Der Möhnesee ist mit über 10 km² Wasserfläche und einem Fassungsvermögen von 135 Mio. km³ die flächengrößte Talsperre im Sauerland. Eingebettet zwischen dem Haarstrang im Norden und dem Arnsberger Wald im Süden, dient er neben dem Hochwasserschutz und der Stromerzeugung vor allem der Wasserversorgung von Millionen Menschen im Ruhrgebiet. Zudem ist der See ein beliebtes Naherholungsgebiet für Wassersportler, Naturfreunde und Camper sowie Lebensraum für seltene und gefährdete Tier- und Pflanzenarten.

Trinkwasserreservoir
Bereits Anfang des 20. Jahrhunderts bestand der Plan, am Zusammenfluss von Möhne und Heve ein gewaltiges Staubecken entstehen zu lassen, um so den Wasserstand der Ruhr zu regulieren. Für das Projekt wurden Hunderte Gebäude überflutet, das Dorf Kettlersteich sowie Teile von Delecke für immer unter den Wassermassen begraben. Die zwischen 1908 und 1913 aus Bruchsteinen errichtete Speermauer war seinerzeit die größte Stauanlage in Europa und ist heute ein technisches Kulturdenkmal. Sie hat eine Gesamthöhe von 40 m, eine Kronenlänge von 650 m und ? da für den öffentlichen Verkehr zugänglich ? eine Kronenbreite von annähernd 6,30 m. Öffnungen unterhalb der Fahrbahn ermöglichen bei Hochwasserspitzen einen Überlauf. Direkt unterhalb der Staumauer befindet sich ein kleines Ausgleichsbecken. Durch die Delecker Brücke, die Körbecker Fußgängerbrücke und den Stockumer Damm wird der 10 km lange Stausee in vier Becken gegliedert.

Tourismus und Naturschutz
Körbecke ist mit knapp 5000 Einwohnern Verwaltungssitz der 1969 gegründeten Gemeinde Möhnesee.

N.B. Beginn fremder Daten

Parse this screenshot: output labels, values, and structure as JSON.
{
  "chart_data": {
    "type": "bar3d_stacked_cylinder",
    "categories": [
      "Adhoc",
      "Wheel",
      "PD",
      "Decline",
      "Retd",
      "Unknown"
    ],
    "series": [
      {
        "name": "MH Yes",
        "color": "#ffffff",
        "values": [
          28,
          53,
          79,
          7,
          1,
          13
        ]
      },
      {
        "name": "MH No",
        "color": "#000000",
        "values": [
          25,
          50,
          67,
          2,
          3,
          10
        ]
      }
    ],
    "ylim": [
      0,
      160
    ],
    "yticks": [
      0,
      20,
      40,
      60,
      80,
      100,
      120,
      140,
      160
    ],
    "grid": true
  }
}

Mit dem Freizeitpark, einem Strandbad und mehreren Segel- und Wassersportschulen ist die Ortschaft auch das touristische Zentrum der Region, die vor allem in den Sommermonaten zahlreiche Tages- und Wochenendgäste aus dem nahgelegenen Ruhrgebiet anzieht. Die Körbecker Fußgängerbrücke führt hinüber zur Jugendherberge an das dünn besiedelte Südufer — und zum 1961 gegründeten Naturpark Arnsberger Wald. Ein gut beschildertes Netz von Radwegen sowie mehrere Rundwanderwege führen durch das rund 480 km² große Waldgebiet, entlang dem See oder über den landwirtschaftlich geprägten Haarstrang, der mehrere Aussichtpunkte (z. B. Bismarckturm am Haarweg) bietet. Ein ausgewiesener Naturlehrpfad versucht auf der Hevehalbinsel die Interessen der touristischen Nutzung mit dem Naturschutz in Einklang zu bringen. Hier brüten alljährlich Blesshühner und Haubentaucher, rasten Schwarzstorch, Löffelente und Rotmilan. Gänsesäger, Zwergtaucher, Schellenten und Singschwäne sind oft beobachtete Wintergäste. Das nur 0,2 km² große Naturschutzgebiet Möhneaue bei Völlinghausen ist trotz seiner geringen Fläche ein Beispiel für die Vegetationsentwicklung in einer natürlichen Flussaue und Heimat einer Vielzahl von Insekten und Amphibien.